The form to even add yourself is a 404.

------
japanese_donald
"Why do you assume the lack of presence implies women in tech are missing
technical skills?"

I don't think women in tech are missing technical skills. I think there are
less women in tech..period.

There are less women majoring in tech/science related fields for starters:

[http://readwrite.com/2014/09/02/women-in-computer-science-
wh...](http://readwrite.com/2014/09/02/women-in-computer-science-why-so-few/)
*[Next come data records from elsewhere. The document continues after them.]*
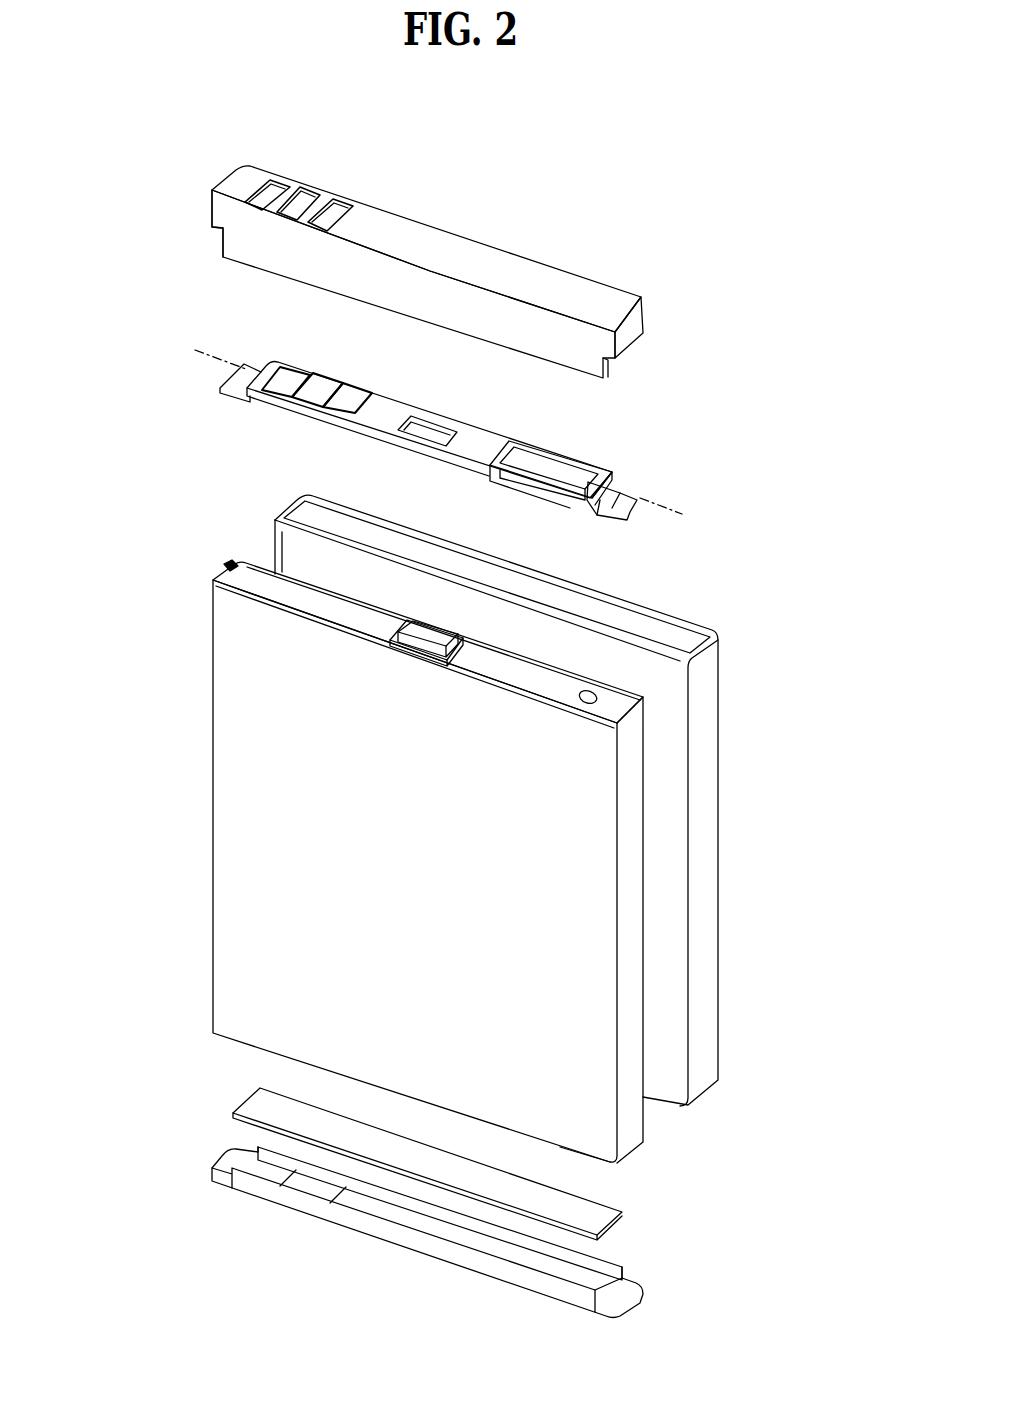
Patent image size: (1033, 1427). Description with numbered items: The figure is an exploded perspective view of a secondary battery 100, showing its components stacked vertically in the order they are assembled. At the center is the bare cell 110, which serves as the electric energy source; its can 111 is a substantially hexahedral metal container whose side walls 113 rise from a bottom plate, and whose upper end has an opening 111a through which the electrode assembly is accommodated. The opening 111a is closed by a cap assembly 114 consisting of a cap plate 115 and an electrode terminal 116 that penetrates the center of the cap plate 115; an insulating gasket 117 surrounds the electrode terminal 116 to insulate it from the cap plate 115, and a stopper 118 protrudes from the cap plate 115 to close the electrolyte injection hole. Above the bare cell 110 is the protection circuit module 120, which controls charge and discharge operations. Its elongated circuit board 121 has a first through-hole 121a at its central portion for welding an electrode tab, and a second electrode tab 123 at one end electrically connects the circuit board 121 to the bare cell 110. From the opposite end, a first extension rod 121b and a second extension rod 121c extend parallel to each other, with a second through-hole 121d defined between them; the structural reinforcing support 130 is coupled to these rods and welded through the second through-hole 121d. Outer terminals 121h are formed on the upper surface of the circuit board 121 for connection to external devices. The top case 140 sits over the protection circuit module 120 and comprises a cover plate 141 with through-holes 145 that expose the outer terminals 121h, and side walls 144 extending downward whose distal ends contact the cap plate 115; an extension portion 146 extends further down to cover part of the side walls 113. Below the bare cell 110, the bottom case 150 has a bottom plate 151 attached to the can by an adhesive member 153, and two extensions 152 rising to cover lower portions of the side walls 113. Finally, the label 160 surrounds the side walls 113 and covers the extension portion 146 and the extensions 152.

The secondary battery 100 is at (718, 151).
The bare cell 110 is at (417, 850).
The can 111 is at (212, 700).
The opening 111a is at (208, 574).
The side walls 113 is at (618, 1125).
The cap assembly 114 is at (226, 565).
The cap plate 115 is at (262, 590).
The electrode terminal 116 is at (434, 644).
The insulating gasket 117 is at (392, 648).
The stopper 118 is at (587, 700).
The protection circuit module 120 is at (420, 430).
The circuit board 121 is at (488, 433).
The first through-hole 121a is at (418, 418).
The first extension rod 121b is at (537, 480).
The second extension rod 121c is at (590, 462).
The second through-hole 121d is at (532, 445).
The outer terminals 121h is at (350, 404).
The second electrode tab 123 is at (214, 384).
The structural reinforcing support 130 is at (627, 521).
The top case 140 is at (429, 259).
The cover plate 141 is at (490, 245).
The side walls 144 is at (636, 329).
The through-holes 145 is at (338, 205).
The extension portion 146 is at (233, 238).
The bottom case 150 is at (427, 1203).
The bottom plate 151 is at (626, 1300).
The extensions 152 is at (335, 1178).
The adhesive member 153 is at (601, 1220).
The label 160 is at (710, 778).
"Typically the organizers of the conference are men and they naturally reach
out to their networks to find speakers"

Is this still a thing? My network contains men and women of all races. I know
many professionals in and out of tech and I don't know anyone that excludes
someone from their network because of their gender.

"Happily, DevelopHer has created a fantastic list."

These sorts of lists and organizations will only push us further behind in
terms of equality. 'Equality' doesn't mean choosing one gender or race over
another and this is exactly what organizations like this are doing.

"Without them there people jump to conclusions similar to the ones you have
jumped to"

Who is jumping to conclusions? I look at statistics and use science, rather
than emotion and assumptions. Are we also to believe that biology jobs and
majors are dominated by women because of sexism?